Santiago Ydáñez, S.T., 2019

La scala di un’opera non è mai un semplice dato tecnico: è un atto culturale, un gesto capace di alterare la percezione e trasformare il rapporto tra immagine e spettatore. È su questa consapevolezza che si fonda Giganti. Dipinti e disegni di grande formato dalla Collezione della Fondazione THE BANK, che fino al 16 novembre 2025 animerà la Chiesa monumentale di San Francesco a Gualdo Tadino. Promossa dal Polo Museale di Gualdo Tadino con il patrocinio del Comune e curata da Cesare Biasini Selvaggi, la mostra riunisce dieci artisti che, attraverso il linguaggio del grande formato, restituiscono alla pittura la sua funzione primaria: non illustrare, ma resistere, non decorare, ma costruire spazi di pensiero.

Il titolo “Giganti” non è solo una dichiarazione di dimensioni, ma di ambizione: queste opere reclamano uno sguardo che non si accontenti, invitano a varcare la soglia della contemplazione distratta e a ritrovare un contatto fisico con la pittura. La monumentalità non si limita ad amplificare l’immagine: è uno strumento di concentrazione, una pausa imposta all’occhio, un antidoto alla superficialità visiva della nostra epoca digitale.

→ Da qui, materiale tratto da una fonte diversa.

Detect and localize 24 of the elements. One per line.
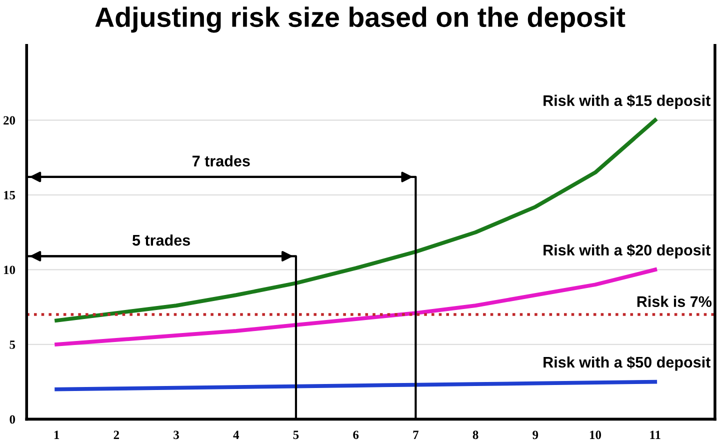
x-tick-label: 8 xyxy=(472,430,478,440)
x-tick-label: 2 xyxy=(114,430,120,439)
x-tick-label: 1 xyxy=(54,430,60,439)
y-tick-label: 5 xyxy=(10,340,16,349)
x-tick-label: 4 xyxy=(233,430,240,439)
y-tick-label: 20 xyxy=(4,116,16,125)
x-tick-label: 7 xyxy=(413,430,419,439)
line-series xyxy=(54,380,658,392)
y-tick-label: 10 xyxy=(4,266,16,274)
annotation: 7 trades xyxy=(192,155,250,166)
series-label: Risk with a $50 deposit xyxy=(544,356,710,371)
text: Risk with a $15 deposit xyxy=(544,94,710,110)
series-label: Risk with a $20 deposit xyxy=(544,244,710,259)
chart-title: Adjusting risk size based on the deposit xyxy=(95,6,626,33)
x-tick-label: 10 xyxy=(590,430,602,440)
y-tick-label: 0 xyxy=(10,415,16,424)
x-tick-label: 9 xyxy=(532,430,538,440)
x-tick-label: 6 xyxy=(353,430,359,440)
x-tick-label: 5 xyxy=(293,430,299,440)
annotation: 5 trades xyxy=(132,234,190,246)
ref-line-label: Risk is 7% xyxy=(637,296,712,308)
y-tick-label: 15 xyxy=(4,190,16,200)
x-tick-label: 3 xyxy=(174,430,179,440)
x-tick-label: 11 xyxy=(650,430,660,439)
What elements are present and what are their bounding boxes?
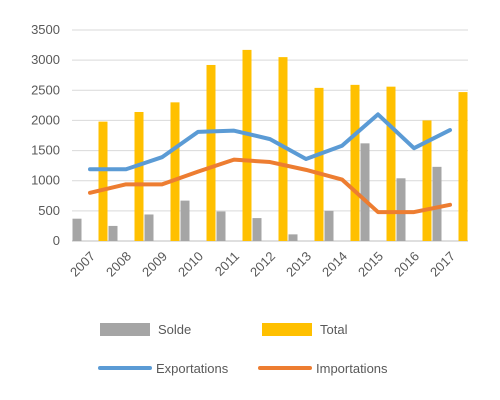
x-tick-label: 2013 [283,249,314,280]
legend-label-importations: Importations [316,361,388,376]
legend-swatch-solde [100,323,150,336]
series-line-importations [88,157,452,215]
x-tick-label: 2011 [212,249,242,279]
x-tick-label: 2016 [391,249,422,280]
y-tick-label: 2500 [31,82,60,97]
bar-solde-2011 [216,211,226,241]
bar-total-2009 [170,102,180,241]
bar-solde-2017 [432,166,442,241]
x-tick-label: 2015 [355,249,386,280]
y-tick-label: 0 [53,233,60,248]
bar-solde-2015 [360,143,370,241]
x-tick-label: 2012 [247,249,278,280]
legend-label-total: Total [320,322,348,337]
y-tick-label: 3000 [31,52,60,67]
bar-total-2017 [458,92,468,241]
bar-total-2007 [98,121,108,241]
series-line-exportations [88,112,452,172]
bars [72,49,468,241]
bar-solde-2009 [144,214,154,241]
bar-solde-2014 [324,210,334,241]
legend-label-solde: Solde [158,322,191,337]
bar-solde-2010 [180,200,190,241]
bar-solde-2012 [252,218,262,241]
bar-total-2013 [314,87,324,241]
bar-solde-2013 [288,234,298,241]
bar-total-2008 [134,111,144,241]
legend: Solde Total Exportations Importations [98,322,388,376]
y-axis: 0 500 1000 1500 2000 2500 3000 3500 [31,22,60,248]
y-tick-label: 500 [38,203,60,218]
y-tick-label: 3500 [31,22,60,37]
x-axis: 2007 2008 2009 2010 2011 2012 2013 2014 2015 2016… [67,249,458,280]
x-tick-label: 2017 [427,249,458,280]
legend-label-exportations: Exportations [156,361,229,376]
y-tick-label: 1000 [31,173,60,188]
x-tick-label: 2014 [319,249,350,280]
bar-total-2012 [278,57,288,241]
x-tick-label: 2010 [175,249,206,280]
bar-total-2015 [386,86,396,241]
y-tick-label: 1500 [31,143,60,158]
bar-solde-2016 [396,178,406,241]
bar-solde-2008 [108,225,118,241]
x-tick-label: 2009 [139,249,170,280]
gridlines [72,29,468,242]
bar-total-2016 [422,120,432,241]
x-tick-label: 2007 [67,249,98,280]
y-tick-label: 2000 [31,112,60,127]
bar-solde-2007 [72,218,82,241]
bar-total-2011 [242,49,252,241]
lines [88,112,452,215]
bar-total-2014 [350,84,360,241]
bar-total-2010 [206,64,216,241]
legend-swatch-total [262,323,312,336]
x-tick-label: 2008 [103,249,134,280]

Nicola Verlato, Take the road to nowhere, 2012.

Il percorso ideato da Biasini Selvaggi è un continuum di corrispondenze. Nicola Verlato apre la sequenza con la precisione ferrea del disegno e l’eco della prospettiva rinascimentale che, anziché rifugiarsi nel passato, entra in collisione con i linguaggi del presente: il cinema, il fumetto, la cultura popolare. Le sue tele funzionano come architetture concettuali che sostengono una mitologia attuale, fatta di tensioni irrisolte e immagini che oscillano tra classicità e cronaca.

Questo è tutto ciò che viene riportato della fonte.